Bakeries sources: Supply Ministry to increase allocations for bakeries producing subsidized bread
The Supply Ministry is set to increase the financial support it allocates to bakeries producing subsidized bread starting in the new fiscal year, two informed sources in the bakery sector told Mada Masr on condition of anonymity.
Bakeries have repeatedly requested that the government provide them with more financial support to produce the subsidized loaves, most recently in meetings held with the ministry this week.
But the government has not increased its allocation to bakeries’ production costs for four years, despite a precipitous rise in expenses including rent, wages, electricity and other inputs, the sources said.
To review the government’s support for bakeries, the sources said the government and bakeries spent three days of meetings evaluating production costs.
Supply Minister Ali Meselhy issued a directive on Tuesday, of which Mada Masr reviewed a copy, to establish a committee to evaluate the production costs of the three types of baladi (subsidized) bread.
The committee was to comprise representatives from the ministry, the General Authority for Supply Commodities, the Holding Company for Food Industries, the General Bakeries Division at the Federation of Egyptian Chambers of Commerce, and a representative from the Finance Ministry.
Representatives of the bakeries division submitted a memo on their costs to the Supply Ministry on the same day, of which Mada Masr also obtained a copy. The memo said that it currently costs LE500 to produce baladi bread from a 100-kilogram sack of flour, 92 percent more than the current support provided by the government of LE260.35 per sack.
The division mentioned 30 items making up their current costs, including LE223.05 in production supplies, LE210 in wages for labor, LE47 in monthly and annual overhead costs and LE10 for depreciating equipment.
According to the sources, the bakeries’ representatives and the ministry reached agreement on around 70 percent of the points. The remaining contentious items, which are pending Meselhy’s final decision on Thursday, include increasing the pricing of yeast and the profit margin per sack to LE10 instead of the current LE6, the sources added.
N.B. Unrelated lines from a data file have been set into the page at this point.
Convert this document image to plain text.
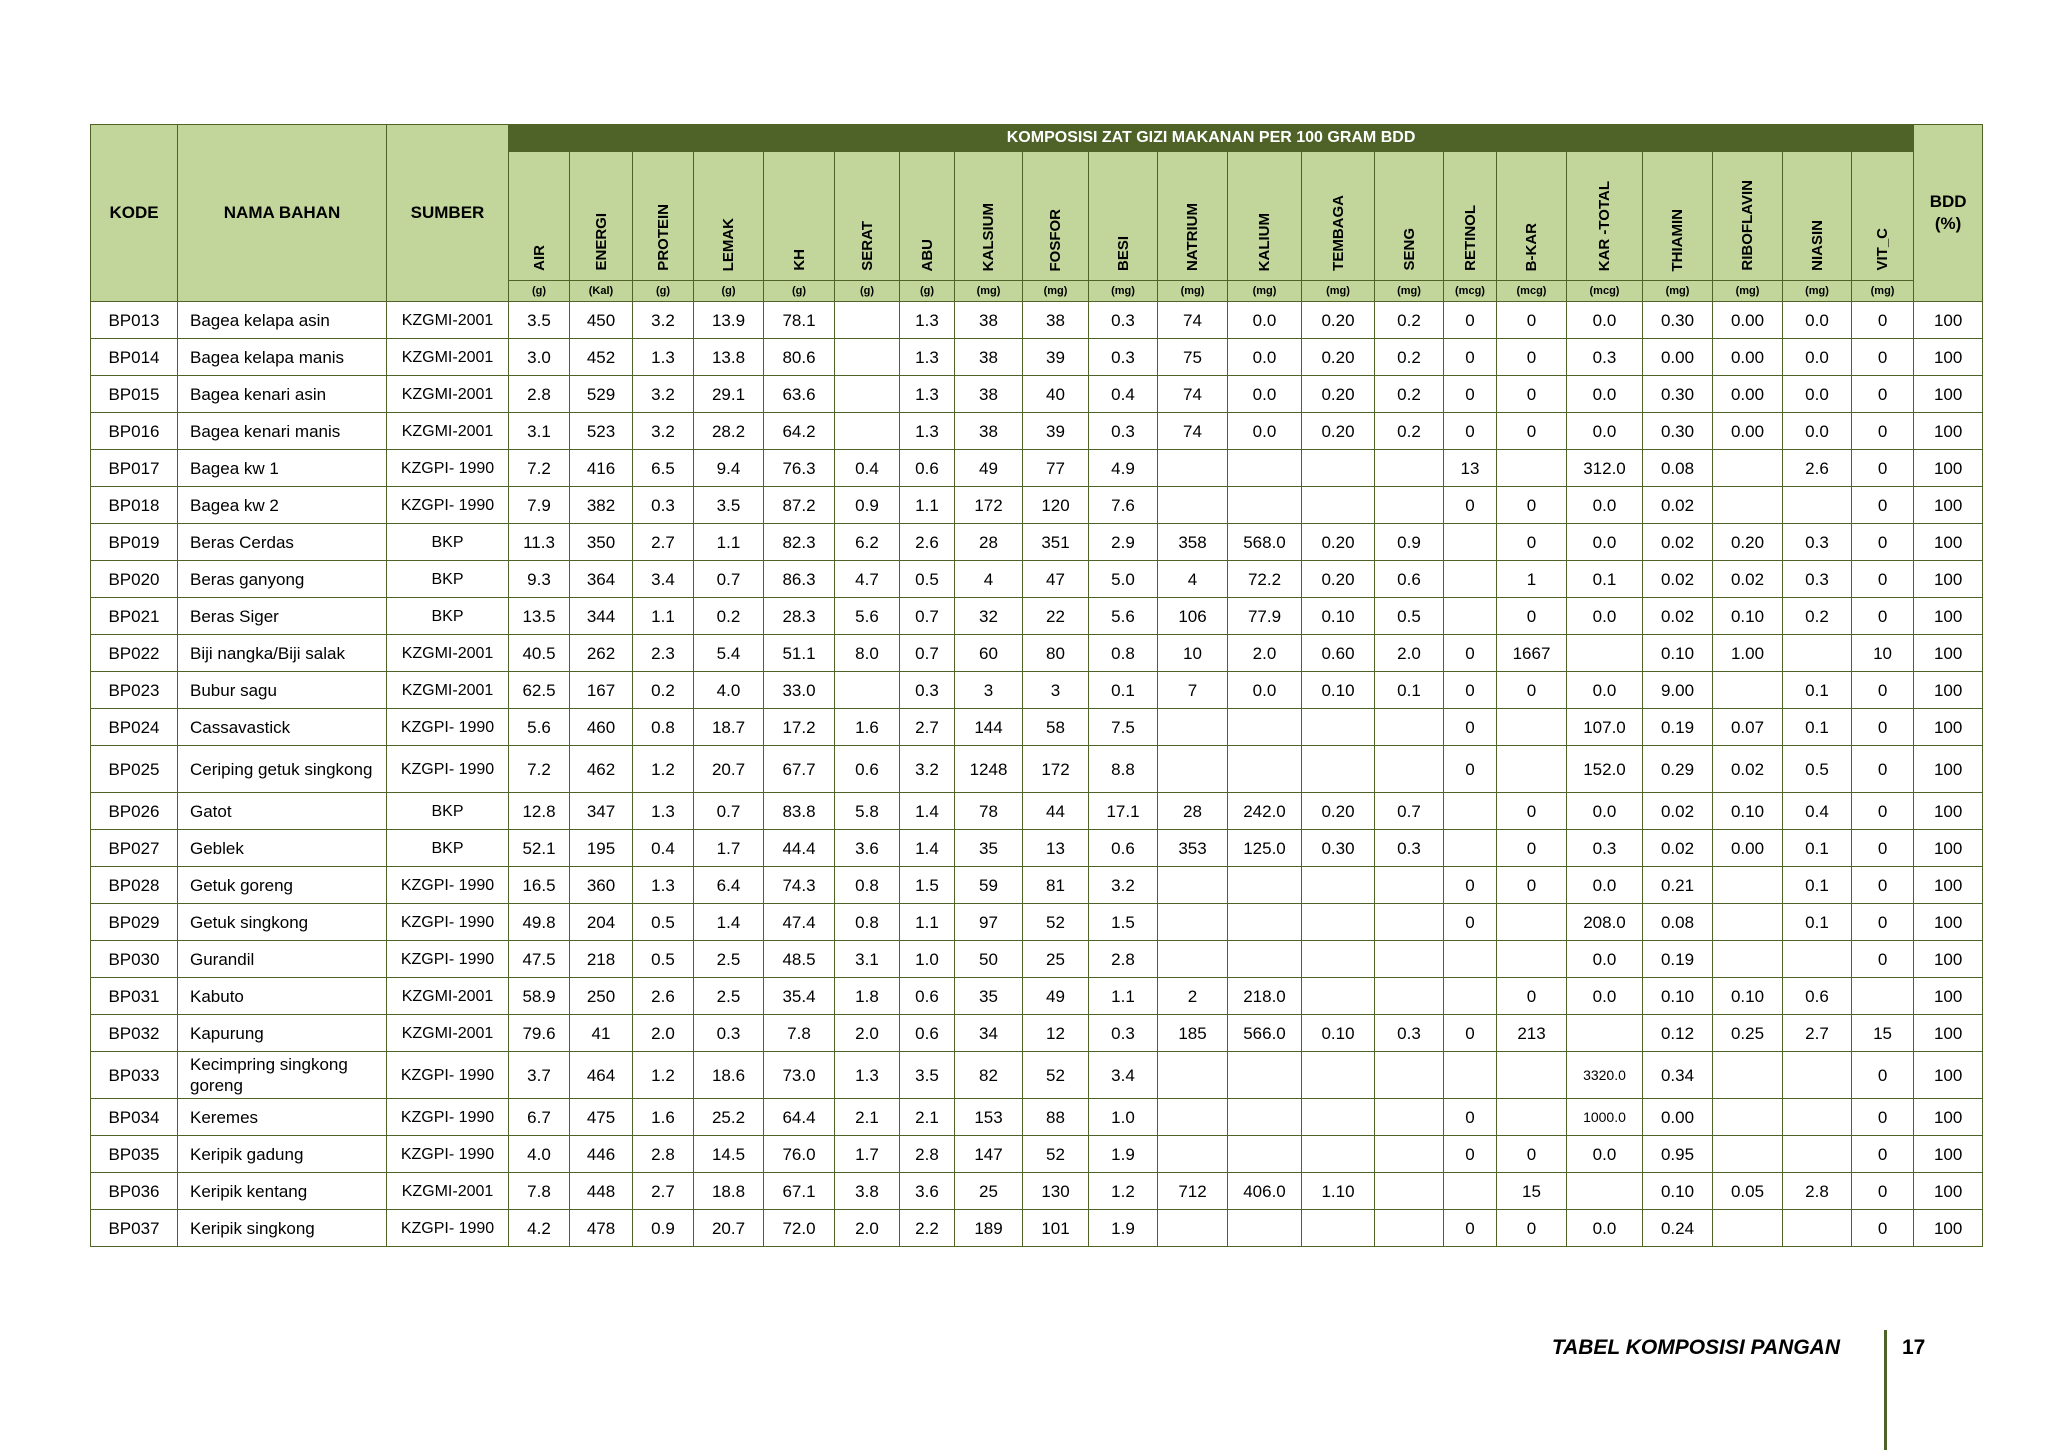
KODE	NAMA BAHAN	SUMBER	KOMPOSISI ZAT GIZI MAKANAN PER 100 GRAM BDD																					BDD (%)
			AIR	ENERGI	PROTEIN	LEMAK	KH	SERAT	ABU	KALSIUM	FOSFOR	BESI	NATRIUM	KALIUM	TEMBAGA	SENG	RETINOL	B-KAR	KAR -TOTAL	THIAMIN	RIBOFLAVIN	NIASIN	VIT_C	
			(g)	(Kal)	(g)	(g)	(g)	(g)	(g)	(mg)	(mg)	(mg)	(mg)	(mg)	(mg)	(mg)	(mcg)	(mcg)	(mcg)	(mg)	(mg)	(mg)	(mg)	
BP013	Bagea kelapa asin	KZGMI-2001	3.5	450	3.2	13.9	78.1		1.3	38	38	0.3	74	0.0	0.20	0.2	0	0	0.0	0.30	0.00	0.0	0	100
BP014	Bagea kelapa manis	KZGMI-2001	3.0	452	1.3	13.8	80.6		1.3	38	39	0.3	75	0.0	0.20	0.2	0	0	0.3	0.00	0.00	0.0	0	100
BP015	Bagea kenari asin	KZGMI-2001	2.8	529	3.2	29.1	63.6		1.3	38	40	0.4	74	0.0	0.20	0.2	0	0	0.0	0.30	0.00	0.0	0	100
BP016	Bagea kenari manis	KZGMI-2001	3.1	523	3.2	28.2	64.2		1.3	38	39	0.3	74	0.0	0.20	0.2	0	0	0.0	0.30	0.00	0.0	0	100
BP017	Bagea kw 1	KZGPI- 1990	7.2	416	6.5	9.4	76.3	0.4	0.6	49	77	4.9					13		312.0	0.08		2.6	0	100
BP018	Bagea kw 2	KZGPI- 1990	7.9	382	0.3	3.5	87.2	0.9	1.1	172	120	7.6					0	0	0.0	0.02			0	100
BP019	Beras Cerdas	BKP	11.3	350	2.7	1.1	82.3	6.2	2.6	28	351	2.9	358	568.0	0.20	0.9		0	0.0	0.02	0.20	0.3	0	100
BP020	Beras ganyong	BKP	9.3	364	3.4	0.7	86.3	4.7	0.5	4	47	5.0	4	72.2	0.20	0.6		1	0.1	0.02	0.02	0.3	0	100
BP021	Beras Siger	BKP	13.5	344	1.1	0.2	28.3	5.6	0.7	32	22	5.6	106	77.9	0.10	0.5		0	0.0	0.02	0.10	0.2	0	100
BP022	Biji nangka/Biji salak	KZGMI-2001	40.5	262	2.3	5.4	51.1	8.0	0.7	60	80	0.8	10	2.0	0.60	2.0	0	1667		0.10	1.00		10	100
BP023	Bubur sagu	KZGMI-2001	62.5	167	0.2	4.0	33.0		0.3	3	3	0.1	7	0.0	0.10	0.1	0	0	0.0	9.00		0.1	0	100
BP024	Cassavastick	KZGPI- 1990	5.6	460	0.8	18.7	17.2	1.6	2.7	144	58	7.5					0		107.0	0.19	0.07	0.1	0	100
BP025	Ceriping getuk singkong	KZGPI- 1990	7.2	462	1.2	20.7	67.7	0.6	3.2	1248	172	8.8					0		152.0	0.29	0.02	0.5	0	100
BP026	Gatot	BKP	12.8	347	1.3	0.7	83.8	5.8	1.4	78	44	17.1	28	242.0	0.20	0.7		0	0.0	0.02	0.10	0.4	0	100
BP027	Geblek	BKP	52.1	195	0.4	1.7	44.4	3.6	1.4	35	13	0.6	353	125.0	0.30	0.3		0	0.3	0.02	0.00	0.1	0	100
BP028	Getuk goreng	KZGPI- 1990	16.5	360	1.3	6.4	74.3	0.8	1.5	59	81	3.2					0	0	0.0	0.21		0.1	0	100
BP029	Getuk singkong	KZGPI- 1990	49.8	204	0.5	1.4	47.4	0.8	1.1	97	52	1.5					0		208.0	0.08		0.1	0	100
BP030	Gurandil	KZGPI- 1990	47.5	218	0.5	2.5	48.5	3.1	1.0	50	25	2.8							0.0	0.19			0	100
BP031	Kabuto	KZGMI-2001	58.9	250	2.6	2.5	35.4	1.8	0.6	35	49	1.1	2	218.0				0	0.0	0.10	0.10	0.6		100
BP032	Kapurung	KZGMI-2001	79.6	41	2.0	0.3	7.8	2.0	0.6	34	12	0.3	185	566.0	0.10	0.3	0	213		0.12	0.25	2.7	15	100
BP033	Kecimpring singkong goreng	KZGPI- 1990	3.7	464	1.2	18.6	73.0	1.3	3.5	82	52	3.4							3320.0	0.34			0	100
BP034	Keremes	KZGPI- 1990	6.7	475	1.6	25.2	64.4	2.1	2.1	153	88	1.0					0		1000.0	0.00			0	100
BP035	Keripik gadung	KZGPI- 1990	4.0	446	2.8	14.5	76.0	1.7	2.8	147	52	1.9					0	0	0.0	0.95			0	100
BP036	Keripik kentang	KZGMI-2001	7.8	448	2.7	18.8	67.1	3.8	3.6	25	130	1.2	712	406.0	1.10			15		0.10	0.05	2.8	0	100
BP037	Keripik singkong	KZGPI- 1990	4.2	478	0.9	20.7	72.0	2.0	2.2	189	101	1.9					0	0	0.0	0.24			0	100
TABEL KOMPOSISI PANGAN	17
The bakeries division demanded that the ministry pay them the cost of free-market yeast brand Forno, which is LE35 per packet, while the Supply Ministry insisted they use yeast produced by the state-owned Hawamdiya factory, priced at LE22. The bakeries ultimately consented, but stressed that LE22 is the factory price, whereas retail prices can reach up to LE25.
The two parties also negotiated around how much the government would pay bakeries for the required diesel supply, according to the two sources. A liter of diesel costs LE10, in addition to transport costs, losses in the dispensing and depositing process, and what has been described by one source as “what the gas station employee manages to pinch.” The division estimated that these factors add another LE1 to the cost of diesel per liter, while the Supply Ministry proposed LE0.25. The parties eventually settled on LE0.50.
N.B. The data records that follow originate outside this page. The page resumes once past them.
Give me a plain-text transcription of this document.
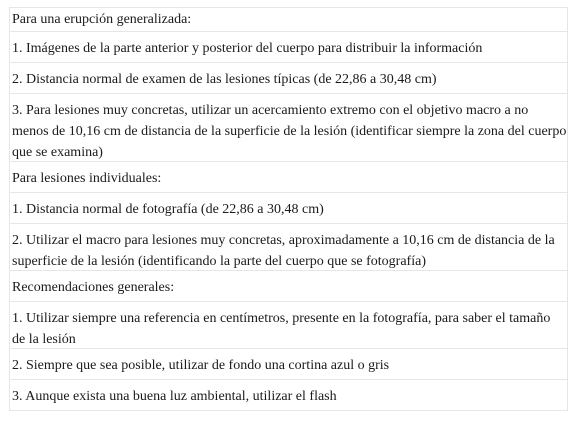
Para una erupción generalizada:
1. Imágenes de la parte anterior y posterior del cuerpo para distribuir la información
2. Distancia normal de examen de las lesiones típicas (de 22,86 a 30,48 cm)
3. Para lesiones muy concretas, utilizar un acercamiento extremo con el objetivo macro a no menos de 10,16 cm de distancia de la superficie de la lesión (identificar siempre la zona del cuerpo que se examina)
Para lesiones individuales:
1. Distancia normal de fotografía (de 22,86 a 30,48 cm)
2. Utilizar el macro para lesiones muy concretas, aproximadamente a 10,16 cm de distancia de la superficie de la lesión (identificando la parte del cuerpo que se fotografía)
Recomendaciones generales:
1. Utilizar siempre una referencia en centímetros, presente en la fotografía, para saber el tamaño de la lesión
2. Siempre que sea posible, utilizar de fondo una cortina azul o gris
3. Aunque exista una buena luz ambiental, utilizar el flash
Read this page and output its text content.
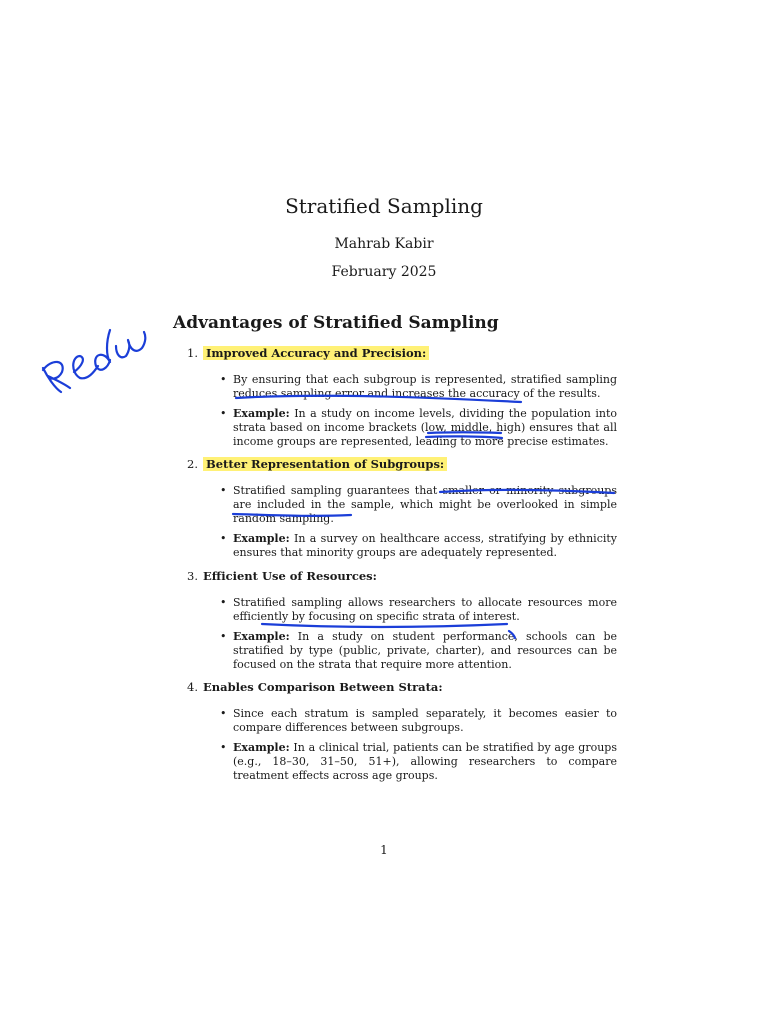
Stratified Sampling
Mahrab Kabir
February 2025
Advantages of Stratified Sampling
1. Improved Accuracy and Precision:
• By ensuring that each subgroup is represented, stratified sampling reduces sampling error and increases the accuracy of the results.
• Example: In a study on income levels, dividing the population into strata based on income brackets (low, middle, high) ensures that all income groups are represented, leading to more precise estimates.
2. Better Representation of Subgroups:
• Stratified sampling guarantees that smaller or minority subgroups are included in the sample, which might be overlooked in simple random sampling.
• Example: In a survey on healthcare access, stratifying by ethnicity ensures that minority groups are adequately represented.
3. Efficient Use of Resources:
• Stratified sampling allows researchers to allocate resources more efficiently by focusing on specific strata of interest.
• Example: In a study on student performance, schools can be stratified by type (public, private, charter), and resources can be focused on the strata that require more attention.
4. Enables Comparison Between Strata:
• Since each stratum is sampled separately, it becomes easier to compare differences between subgroups.
• Example: In a clinical trial, patients can be stratified by age groups (e.g., 18–30, 31–50, 51+), allowing researchers to compare treatment effects across age groups.
1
After the ministry increased subsidized bread prices by 300 percent last week, the Supply Ministry opted to discontinue transferring production costs to bakeries via banks. Instead, bakeries are currently expected to deduct their production costs at the old rate from the LE0.20 consumers pay for a loaf of baladi bread, and any remaining balance is to be transferred from the bakeries to the government via bank.
The government has revised the bread subsidies system over recent weeks, hiking the cost for millions of members of the public who rely on bread as a food staple. The policy change of reducing in-kind subsidies comes in line with structural adjustments recommended by the International Monetary Fund.